La momie, un jet sublime émergeant des ténèbres et des sépultures; oeuvre unique qui puise ses fondations dans les sous-sols mythologiques. Chadi Abdessalam, l’homme d’un seul film, pose une question lancinante, atypique au sein d’une prolifique et bruyante filmographie. Quels rapports, autres que la profanation et le pillage, nos civilisations matérialistes savent-elles encore tisser avec l’antique mémoire?

Sous le règne de Sadate, l’heure est au reniement de soi. Voici l’ère de l’ouverture (infitah), l’Egypte consent enfin à l’américanisation du monde: années de fric, délire consumériste, reflux de la gauche, déclin des nationaliste arabes, montée silencieuse des néo-fondamentalistes. Le cinéma égyptien oscille entre une production commerciale, trop souvent de pacotille, et quelques éclairs de lucidité qui fondent le nouveau cinémaégyptien. Celui-ci accède à la notoriété dans la décennie 80 en contant les déboires et désirs de l’individu arabecontemporain. Des réalisateurs comme Mohamed Khan, Khaïri Bechara, Daoud Abdel Sayed, Atef Tayeb reprennent la trace féconde ébauché par Abou Seif; ils s’attachent à reproduire ces ondes contradictoires qui traversent la société civile.
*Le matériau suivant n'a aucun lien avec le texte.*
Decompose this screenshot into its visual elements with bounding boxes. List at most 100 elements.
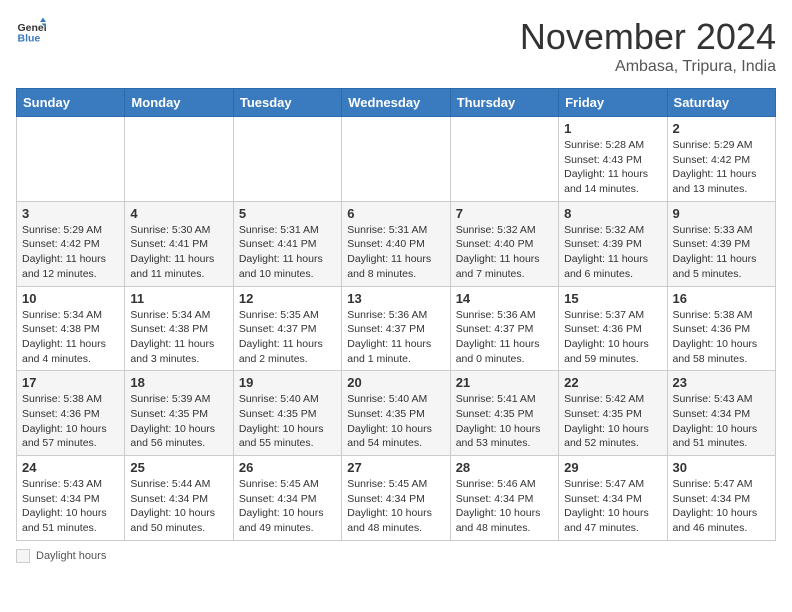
svg-text:Blue: Blue (18, 33, 41, 45)
calendar-cell: 13Sunrise: 5:36 AM Sunset: 4:37 PM Dayli… (342, 286, 450, 371)
day-info: Sunrise: 5:45 AM Sunset: 4:34 PM Dayligh… (239, 477, 336, 536)
calendar-cell: 17Sunrise: 5:38 AM Sunset: 4:36 PM Dayli… (17, 371, 125, 456)
day-number: 24 (22, 460, 119, 475)
calendar-week-row: 1 Sunrise: 5:28 AM Sunset: 4:43 PM Daylig… (17, 117, 776, 202)
day-number: 3 (22, 206, 119, 221)
day-info: Sunrise: 5:28 AM Sunset: 4:43 PM Dayligh… (564, 138, 661, 197)
day-header-wednesday: Wednesday (342, 89, 450, 117)
calendar-header-row: SundayMondayTuesdayWednesdayThursdayFrid… (17, 89, 776, 117)
day-header-friday: Friday (559, 89, 667, 117)
calendar-cell: 3 Sunrise: 5:29 AM Sunset: 4:42 PM Daylig… (17, 201, 125, 286)
day-header-tuesday: Tuesday (233, 89, 341, 117)
calendar-cell: 1 Sunrise: 5:28 AM Sunset: 4:43 PM Daylig… (559, 117, 667, 202)
calendar-cell: 10Sunrise: 5:34 AM Sunset: 4:38 PM Dayli… (17, 286, 125, 371)
calendar-cell: 20Sunrise: 5:40 AM Sunset: 4:35 PM Dayli… (342, 371, 450, 456)
calendar-cell (17, 117, 125, 202)
day-header-monday: Monday (125, 89, 233, 117)
day-number: 11 (130, 291, 227, 306)
day-header-saturday: Saturday (667, 89, 775, 117)
day-info: Sunrise: 5:41 AM Sunset: 4:35 PM Dayligh… (456, 392, 553, 451)
day-number: 25 (130, 460, 227, 475)
day-info: Sunrise: 5:29 AM Sunset: 4:42 PM Dayligh… (22, 223, 119, 282)
calendar-cell: 2 Sunrise: 5:29 AM Sunset: 4:42 PM Daylig… (667, 117, 775, 202)
calendar-week-row: 17Sunrise: 5:38 AM Sunset: 4:36 PM Dayli… (17, 371, 776, 456)
day-number: 9 (673, 206, 770, 221)
calendar-cell: 29Sunrise: 5:47 AM Sunset: 4:34 PM Dayli… (559, 456, 667, 541)
day-info: Sunrise: 5:47 AM Sunset: 4:34 PM Dayligh… (564, 477, 661, 536)
header: General Blue November 2024 Ambasa, Tripu… (16, 16, 776, 76)
calendar-cell: 24Sunrise: 5:43 AM Sunset: 4:34 PM Dayli… (17, 456, 125, 541)
calendar-cell (233, 117, 341, 202)
calendar-cell: 18 Sunrise: 5:39 AM Sunset: 4:35 PM Dayli… (125, 371, 233, 456)
calendar-cell: 27Sunrise: 5:45 AM Sunset: 4:34 PM Dayli… (342, 456, 450, 541)
calendar-cell: 26 Sunrise: 5:45 AM Sunset: 4:34 PM Dayli… (233, 456, 341, 541)
logo: General Blue (16, 16, 46, 46)
day-info: Sunrise: 5:29 AM Sunset: 4:42 PM Dayligh… (673, 138, 770, 197)
calendar-cell: 30 Sunrise: 5:47 AM Sunset: 4:34 PM Dayli… (667, 456, 775, 541)
calendar-cell: 21 Sunrise: 5:41 AM Sunset: 4:35 PM Dayli… (450, 371, 558, 456)
day-number: 22 (564, 375, 661, 390)
calendar-cell (450, 117, 558, 202)
logo-icon: General Blue (16, 16, 46, 46)
day-info: Sunrise: 5:36 AM Sunset: 4:37 PM Dayligh… (456, 308, 553, 367)
day-number: 10 (22, 291, 119, 306)
day-info: Sunrise: 5:32 AM Sunset: 4:40 PM Dayligh… (456, 223, 553, 282)
day-header-sunday: Sunday (17, 89, 125, 117)
month-title: November 2024 (520, 16, 776, 58)
day-info: Sunrise: 5:36 AM Sunset: 4:37 PM Dayligh… (347, 308, 444, 367)
calendar-cell: 28 Sunrise: 5:46 AM Sunset: 4:34 PM Dayli… (450, 456, 558, 541)
daylight-label: Daylight hours (36, 550, 106, 562)
day-info: Sunrise: 5:32 AM Sunset: 4:39 PM Dayligh… (564, 223, 661, 282)
calendar-cell (125, 117, 233, 202)
day-number: 18 (130, 375, 227, 390)
calendar-cell: 7 Sunrise: 5:32 AM Sunset: 4:40 PM Daylig… (450, 201, 558, 286)
day-number: 19 (239, 375, 336, 390)
day-number: 8 (564, 206, 661, 221)
calendar: SundayMondayTuesdayWednesdayThursdayFrid… (16, 88, 776, 541)
calendar-cell: 19 Sunrise: 5:40 AM Sunset: 4:35 PM Dayli… (233, 371, 341, 456)
day-number: 2 (673, 121, 770, 136)
day-info: Sunrise: 5:35 AM Sunset: 4:37 PM Dayligh… (239, 308, 336, 367)
day-number: 21 (456, 375, 553, 390)
day-number: 6 (347, 206, 444, 221)
day-number: 4 (130, 206, 227, 221)
day-number: 16 (673, 291, 770, 306)
day-number: 12 (239, 291, 336, 306)
day-info: Sunrise: 5:39 AM Sunset: 4:35 PM Dayligh… (130, 392, 227, 451)
calendar-week-row: 24Sunrise: 5:43 AM Sunset: 4:34 PM Dayli… (17, 456, 776, 541)
footer-note: Daylight hours (16, 549, 776, 563)
calendar-cell: 15Sunrise: 5:37 AM Sunset: 4:36 PM Dayli… (559, 286, 667, 371)
calendar-week-row: 10 Sunrise: 5:34 AM Sunset: 4:38 PM Dayli… (17, 286, 776, 371)
day-info: Sunrise: 5:31 AM Sunset: 4:41 PM Dayligh… (239, 223, 336, 282)
day-info: Sunrise: 5:37 AM Sunset: 4:36 PM Dayligh… (564, 308, 661, 367)
day-info: Sunrise: 5:38 AM Sunset: 4:36 PM Dayligh… (22, 392, 119, 451)
day-info: Sunrise: 5:47 AM Sunset: 4:34 PM Dayligh… (673, 477, 770, 536)
calendar-cell (342, 117, 450, 202)
calendar-cell: 9Sunrise: 5:33 AM Sunset: 4:39 PM Daylig… (667, 201, 775, 286)
calendar-cell: 23 Sunrise: 5:43 AM Sunset: 4:34 PM Dayli… (667, 371, 775, 456)
calendar-cell: 25Sunrise: 5:44 AM Sunset: 4:34 PM Dayli… (125, 456, 233, 541)
day-number: 5 (239, 206, 336, 221)
day-info: Sunrise: 5:40 AM Sunset: 4:35 PM Dayligh… (239, 392, 336, 451)
day-info: Sunrise: 5:42 AM Sunset: 4:35 PM Dayligh… (564, 392, 661, 451)
calendar-cell: 8 Sunrise: 5:32 AM Sunset: 4:39 PM Daylig… (559, 201, 667, 286)
day-number: 26 (239, 460, 336, 475)
day-number: 23 (673, 375, 770, 390)
day-info: Sunrise: 5:46 AM Sunset: 4:34 PM Dayligh… (456, 477, 553, 536)
day-number: 28 (456, 460, 553, 475)
calendar-cell: 22 Sunrise: 5:42 AM Sunset: 4:35 PM Dayli… (559, 371, 667, 456)
calendar-cell: 4 Sunrise: 5:30 AM Sunset: 4:41 PM Daylig… (125, 201, 233, 286)
day-number: 7 (456, 206, 553, 221)
calendar-cell: 11 Sunrise: 5:34 AM Sunset: 4:38 PM Dayli… (125, 286, 233, 371)
day-number: 1 (564, 121, 661, 136)
title-area: November 2024 Ambasa, Tripura, India (520, 16, 776, 76)
calendar-cell: 12 Sunrise: 5:35 AM Sunset: 4:37 PM Dayli… (233, 286, 341, 371)
day-info: Sunrise: 5:45 AM Sunset: 4:34 PM Dayligh… (347, 477, 444, 536)
day-number: 20 (347, 375, 444, 390)
location-title: Ambasa, Tripura, India (520, 58, 776, 76)
day-info: Sunrise: 5:30 AM Sunset: 4:41 PM Dayligh… (130, 223, 227, 282)
day-info: Sunrise: 5:43 AM Sunset: 4:34 PM Dayligh… (673, 392, 770, 451)
day-number: 30 (673, 460, 770, 475)
day-info: Sunrise: 5:34 AM Sunset: 4:38 PM Dayligh… (130, 308, 227, 367)
day-info: Sunrise: 5:31 AM Sunset: 4:40 PM Dayligh… (347, 223, 444, 282)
Cinéma-vérité qui n’a de cesse de dénoncer la décennie inégalée de l’arrivisme et de la corruption. L’épopée nouvelle se déroule dans la rue, dans les bas-fonds du quotidien, elle s’adresse au plus grand nombre enfanté par l’exode rural, qui cherche, désenchanté, de nouvelles valeurs-racines entre ruralité désaffectée et citadinité déclassée.

Ahmed Zaki, dit « l’acteur au teint mat », est le héros populiste le plus représentatif de cette nouvelle vague (Les rêves de Hind et Camelia, Epouse d’un homme important, El bidaya). « Ma peau, précise l’acteur, c’est l’Égypte actuelle. Autrefois, le cosmopolitisme du Caire imposait ses images, ses figures aux spectateurs arabes. Aujourd’hui, c’est l’Égypte profonde, réelle, qui est présente sur le grand écran. Avant, elle copiait le cinéma d’Hollywood, aujourd’hui elle n’a plus de problème avec elle-même. »

Ces derniers temps, le cinéma égyptien réinvestit le champ politique en abordant le face-à-face infernal entre l’Etat et les groupes islamistes armés. L’humour, les facéties d’un comédien-producteur tel que Adel Imam (Terrorisme et kebab) se jouent des sujets les plus graves. Le mode de la dérision touche le citoyen désabusé, déjoue la censure des uns et des autres et enfin engrange au passage de formidables succès commerciaux. Cet automne, l’événement cinématographique est Nasser 56, film politique retraçant en noir et blanc les semaines où le raïs égyptien, incarné ici par Ahmed Zaki, proclamait à la face du monde la nationalisation du canal de Suez. Hommage du 7e art à celui qui fut l’homme arabe du siècle; la nation se presse silencieuse dans les salles obscures pour se souvenir de la grandeur échue.

Ainsi donc, au néophyte du monde arabe, de ses joies et ses peines, une anthologie du cinéma égyptien figure une voie d’approche possible.